13 January 2011

How To Tell You Hate Your Home

1. Let your house get messy.
2. Then let it get dirty (It totally helps to buy a black dog.)
3. Wait at least a month between spot cleans.
4. Wake up one morning when the sun is out and think "I MUST CLEAN HOUSE!"
5. Begin to clean house.
6. Realize the carpet is gross.
7. Realize several of the baseboards are popping off the wall.
8. Cringe as you dust the ugliest brass fixtures known to man (which have never been dusted.)
9. Spend a half hour cleaning off all the soot your husband got on the kitchen window and discover the window is gross as well.
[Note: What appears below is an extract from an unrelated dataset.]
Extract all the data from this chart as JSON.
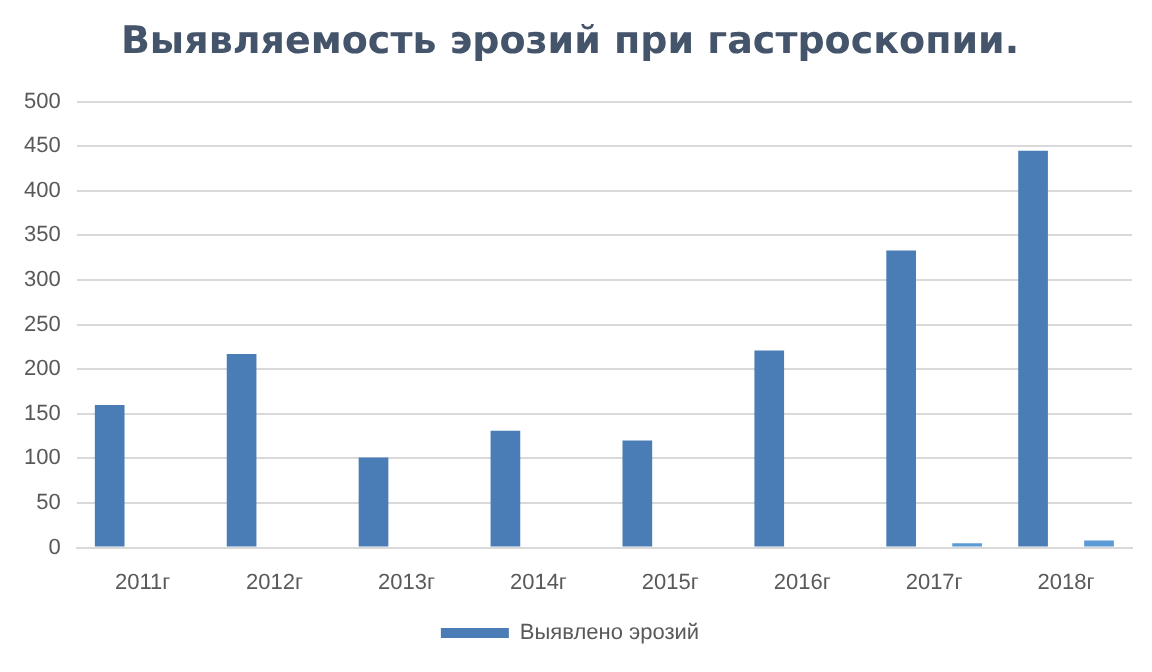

10. Scrub down the counter tops and discover they are stained and who ever cut them didn't cut very straight.
11. Clean the baseboards that are around the counter tops and realize the caulk is coming off. Gross.
12. Clean the tile in front of the fire and suddenly remember its PINK. My god its pink...
13. Open the door to the laundry room and shut it quickly. The room is too scary.
14. Clean the bathrooms.
15. While cleaning the bathrooms realize the counter tops (same as the kitchen) are coming off from the wall.
16. Clean the floor and ponder why it won't come clean. Scrub a lot. Still drity. Give up.
17. Fall over and remember why you never clean the house this much: It reminds you how crappy it is. And how in desperate need of updating it is.